Ein Blog sagt Danke – und keiner weiß warum
„Nachts um Drei deinen Blog lesen – das ist geil!“
„Da hab ich jetzt wenigstens was zu lesen!“
„Ich lese immer mit!“
„Klar kenn ich deinen Blog. Jeden zweiten Tag lese ich!“
Erfolgreicher als Harry Potter, dicker als die Bibel und unterhaltsamer als die Bildzeitung. Wenn das nun so ist, dann soll dieser Newspost der gigantischste der Welt werden. Klar, ich spucke jetzt schon von meinem unglaublich teuren Chefsessel auf euch das gemeine Volk hinab, aber ebendieser Post soll Geschichte schreiben. Aber wie? Ein Konzept muss her. Denn eigentlich ist doch schon alles gesagt, was ein krankes Gehirn seinen Kunden Freunden mitteilen könnte…
Genau! Eben! Nicht!
Abgelegt in alle Kategorien und höchst selbstironisch wird dieser Newspost über die Leidensge Lebensgeschichte eines hübschen jungen Mannes erzählen: woher er kam, warum er kam, wie er kam, wann er kam, wohin er geht, wann er geht etc.pp. Man weiß, was gemeint ist.

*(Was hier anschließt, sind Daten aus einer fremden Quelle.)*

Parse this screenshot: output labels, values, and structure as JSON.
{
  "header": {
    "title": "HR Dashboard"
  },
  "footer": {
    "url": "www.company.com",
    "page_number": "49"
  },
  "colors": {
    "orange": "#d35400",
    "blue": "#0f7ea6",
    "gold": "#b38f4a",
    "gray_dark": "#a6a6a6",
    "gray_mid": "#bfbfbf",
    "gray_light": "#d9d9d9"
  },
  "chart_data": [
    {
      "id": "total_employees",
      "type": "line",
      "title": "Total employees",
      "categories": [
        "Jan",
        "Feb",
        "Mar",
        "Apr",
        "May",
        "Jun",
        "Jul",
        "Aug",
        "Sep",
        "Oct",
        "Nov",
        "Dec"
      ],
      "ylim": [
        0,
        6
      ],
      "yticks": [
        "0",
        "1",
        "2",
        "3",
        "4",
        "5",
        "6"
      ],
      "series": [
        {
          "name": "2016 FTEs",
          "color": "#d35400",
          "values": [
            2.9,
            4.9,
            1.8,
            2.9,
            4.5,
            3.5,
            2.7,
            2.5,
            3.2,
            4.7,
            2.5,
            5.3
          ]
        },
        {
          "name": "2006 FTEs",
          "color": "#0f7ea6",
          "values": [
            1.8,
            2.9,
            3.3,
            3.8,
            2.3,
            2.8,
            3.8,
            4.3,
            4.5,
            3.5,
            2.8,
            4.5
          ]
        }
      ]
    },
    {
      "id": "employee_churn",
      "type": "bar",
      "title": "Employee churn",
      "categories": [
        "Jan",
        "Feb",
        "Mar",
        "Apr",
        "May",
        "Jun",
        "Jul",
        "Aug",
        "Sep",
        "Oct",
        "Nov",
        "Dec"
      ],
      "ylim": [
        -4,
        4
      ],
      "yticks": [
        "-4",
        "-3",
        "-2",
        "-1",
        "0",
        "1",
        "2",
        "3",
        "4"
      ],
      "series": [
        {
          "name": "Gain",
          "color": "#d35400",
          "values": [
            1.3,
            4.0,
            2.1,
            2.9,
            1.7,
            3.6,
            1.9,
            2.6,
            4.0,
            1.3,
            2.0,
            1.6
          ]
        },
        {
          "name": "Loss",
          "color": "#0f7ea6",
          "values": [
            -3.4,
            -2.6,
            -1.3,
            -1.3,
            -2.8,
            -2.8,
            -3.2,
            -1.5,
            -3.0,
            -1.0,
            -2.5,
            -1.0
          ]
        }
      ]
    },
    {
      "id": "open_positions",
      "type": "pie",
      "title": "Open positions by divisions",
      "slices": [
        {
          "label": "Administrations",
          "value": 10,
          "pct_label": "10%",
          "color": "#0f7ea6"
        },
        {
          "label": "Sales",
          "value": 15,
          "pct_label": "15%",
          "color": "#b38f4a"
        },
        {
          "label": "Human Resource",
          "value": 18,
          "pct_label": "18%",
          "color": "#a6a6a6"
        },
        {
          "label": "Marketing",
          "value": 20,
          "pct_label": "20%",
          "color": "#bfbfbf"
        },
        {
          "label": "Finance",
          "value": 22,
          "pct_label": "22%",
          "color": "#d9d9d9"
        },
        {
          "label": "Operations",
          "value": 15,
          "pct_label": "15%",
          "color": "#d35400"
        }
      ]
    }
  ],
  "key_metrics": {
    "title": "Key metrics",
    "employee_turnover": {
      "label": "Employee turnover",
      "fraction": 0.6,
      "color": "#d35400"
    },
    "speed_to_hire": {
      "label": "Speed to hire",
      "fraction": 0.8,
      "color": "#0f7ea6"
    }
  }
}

Weiter geht es nach der nächsten Maus.

Willkommen zurück in der Nische des unendlichen Weltnetzes, die ihr kevkev nennt.
Heute erklären wir euch, warum ihr besser die Schnauze halten solltet, wenn ihr Papa mit einer leichtbekleideten Frau seht, die nicht Mama ist…
Der Blog enstand eigentlich eher durch Zufall, als ich Anfang April über wordpress.com gestolptert bin. Vorher hatte ich bereits einige Gehversuche in Sachen Web 2.0 getätigt, u.a. hier und hier. Ersteres wurde mir einfach zu doof und zu simple wie etwa beepworld in Sachen Homepage. Zweiteres hat meine Ansprüche schon recht gut erfüllt, leider hatte ich zu dieser Zeit nicht die nötige Motivation um sinnvolle Newsposts an den Tag zu bringen. Seit nun aber wordpress mein Seelenklempner ist, klappts auch mit den Resonanzen. Meistens unkommentiert gehen Posts vom Fließband, die man wie Scheiße lesen kann (denke ich mal). Die gängigen Klischees eines Weblogs wurden gleich zu Beginn beiseite gestoßen, so von wegen „Dear Diary“ und all der Kwatsch. Viel mehr wird wert darauf gelegt, euch von Intelektuellen die Politik erklären zu lassen.
Ich darf berichten, dass ich bald umziehen werde. Der Umzugsstress wird ein Internet-Aufenthalt praktisch unmöglich machen, ich werde mich dann aber bemühen euch auch in dieser Zeit auf dem Laufenden zu halten. Nein, ich verlasse Duisburg nicht, ich ziehe nach Hamborn in die Kantstraße. Hausnummer 61. Quasi direkt neben meiner Schule, schätzungsweise 5 bis 6 Gehminuten. Cool, ausschlafen. Wer beim Umzug etwas helfen möchte, sei herzlich willkommen.
So, dann lassen wir dem Herbst einfach mal ins Land ziehen. Ich hasse ihn.
Nein ernsthaft. Die Redaktion bedankt sich für fast sechs Monate -mehr oder weniger- interaktives Zusammensein, Lachen, Spaßhaben, Weinen, Kopfschütteln usw.. Wenns von eurer Seite noch etwas zu sagen gibt, scheut euch nicht, vielleicht auch mal ein Kommentar zu schreiben.
Das war’s dann für heute, ich finde das war schon eine recht emotionale Stunde für alle beteiligten. An dieser Stelle noch einmal mein berühmtes „Bedankt„!
Grüße auch nach Luxemburg an die Menschen von Populus.